Bedrock gives direct answers:

In [23]:
f = dfs['bedrock'].question == 'What is the product of 9 and 8?'
print(dfs['bedrock'][f].answer.sample(1).values[0])

The product of 9 and 8 is 72.


### Tokens per second

On a single A100 PCIe 40GB, NIM is comparable to Bedrock.
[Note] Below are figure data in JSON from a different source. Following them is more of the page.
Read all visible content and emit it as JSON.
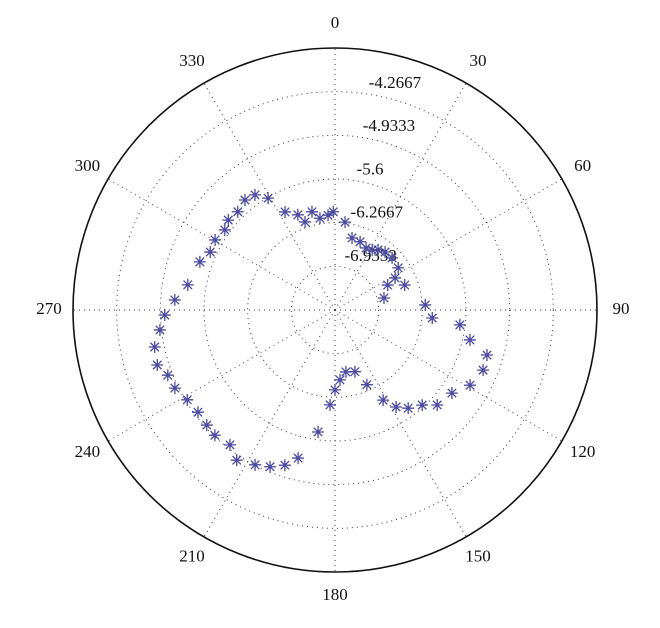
{
  "chart_data": {
    "type": "polar",
    "theta": [
      359,
      6.5,
      13.3,
      20.2,
      26.6,
      31.7,
      35.6,
      40.8,
      47.6,
      56.3,
      61.9,
      64.7,
      76.2,
      70.3,
      86.8,
      94.7,
      96.8,
      102.5,
      106.5,
      112.1,
      119.1,
      125.4,
      132.9,
      137.5,
      143.3,
      147.8,
      151.9,
      156.9,
      162.1,
      170,
      175.9,
      180,
      183,
      187.9,
      194,
      197.9,
      202.5,
      207.3,
      213.2,
      217.9,
      223.8,
      228.1,
      233.3,
      238.7,
      244,
      248.7,
      252.8,
      258.4,
      263.5,
      268.3,
      273.6,
      279.7,
      289.6,
      294.9,
      300.3,
      306,
      310.1,
      315.3,
      320.7,
      325.2,
      329.1,
      333,
      338.7,
      341.2,
      346.8,
      350.7,
      355.8
    ],
    "values": [
      -6.1,
      -6.25,
      -6.47,
      -6.49,
      -6.54,
      -6.52,
      -6.47,
      -6.43,
      -6.42,
      -6.44,
      -6.56,
      -6.71,
      -6.83,
      -6.47,
      -6.22,
      -6.11,
      -5.68,
      -5.49,
      -5.18,
      -5.16,
      -5.24,
      -5.41,
      -5.47,
      -5.63,
      -5.73,
      -5.85,
      -6.04,
      -6.36,
      -6.61,
      -6.64,
      -6.53,
      -6.38,
      -6.15,
      -5.72,
      -5.27,
      -5.11,
      -5.01,
      -4.94,
      -4.86,
      -4.99,
      -4.95,
      -4.97,
      -4.99,
      -4.96,
      -4.88,
      -4.86,
      -4.76,
      -4.79,
      -4.91,
      -5.0,
      -5.15,
      -5.32,
      -5.41,
      -5.5,
      -5.48,
      -5.52,
      -5.47,
      -5.49,
      -5.43,
      -5.46,
      -5.61,
      -5.92,
      -6.04,
      -6.18,
      -6.06,
      -6.18,
      -6.15
    ],
    "color": "#4b4ba0",
    "rlim": [
      -7.6,
      -3.6
    ],
    "rticks": [
      -6.9333,
      -6.2667,
      -5.6,
      -4.9333,
      -4.2667
    ],
    "thetaticks": [
      0,
      30,
      60,
      90,
      120,
      150,
      180,
      210,
      240,
      270,
      300,
      330
    ],
    "grid": true
  }
}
Bedrock is in ~50-100% faster.

In [24]:
dfs['nim'].total_tokens_per_s.describe()

count    31.000000
mean     21.073136
std       2.799930
min      19.315702
25%      19.796298
50%      20.183843
75%      20.680159
max      30.799143
Name: total_tokens_per_s, dtype: float64

In [25]:
dfs['bedrock'].total_tokens_per_s.describe()

count    63.000000
mean     36.293408
std       7.050787
min      22.931709
25%      31.795636
50%      35.788922
75%      39.818046
max      52.125832
Name: total_tokens_per_s, dtype: float64

### Cost

Bedrock charges by tokens, so we can simply sum up the tokens (see a few cells above for the pre-processing).

In [26]:
print('Bedrock processed and generated a total of %s tokens, costing ~$%s.' % (
    (dfs['bedrock']['in_token_count'] + dfs['bedrock']['out_token_count']).sum(),
    round(dfs['bedrock']['cost'].sum(), 3)
))

Bedrock processed and generated a total of 20043 tokens, costing ~$0.068.


NIM on the other hand has no variable cost beyond paying for the energy or renting the GPU you run code on. 
In this example, the peak GPU utilization measured on the server where we ran the NIM container never reached 1%. 
The server on Coreweave cost us ~$10.00/hour. 

In [27]:
hourly_rate = 10.00
utilization_rate = 0.01
sim_time_hrs = 1/6

print('The NIM container processed and generated a total of %s tokens, costing ~$%s.' % (
    (dfs['nim']['in_token_count'] + dfs['nim']['out_token_count']).sum(),
    round(hourly_rate * utilization_rate * sim_time_hrs, 3)
))

The NIM container processed and generated a total of 12009 tokens, costing ~$0.017.


This is just meant to give you a rough sense of the cost dynamics. 
GPU utilization likely won't scale exactly linearly for your use cases, 
so only extrapolate within reason and make sure to test for yourself.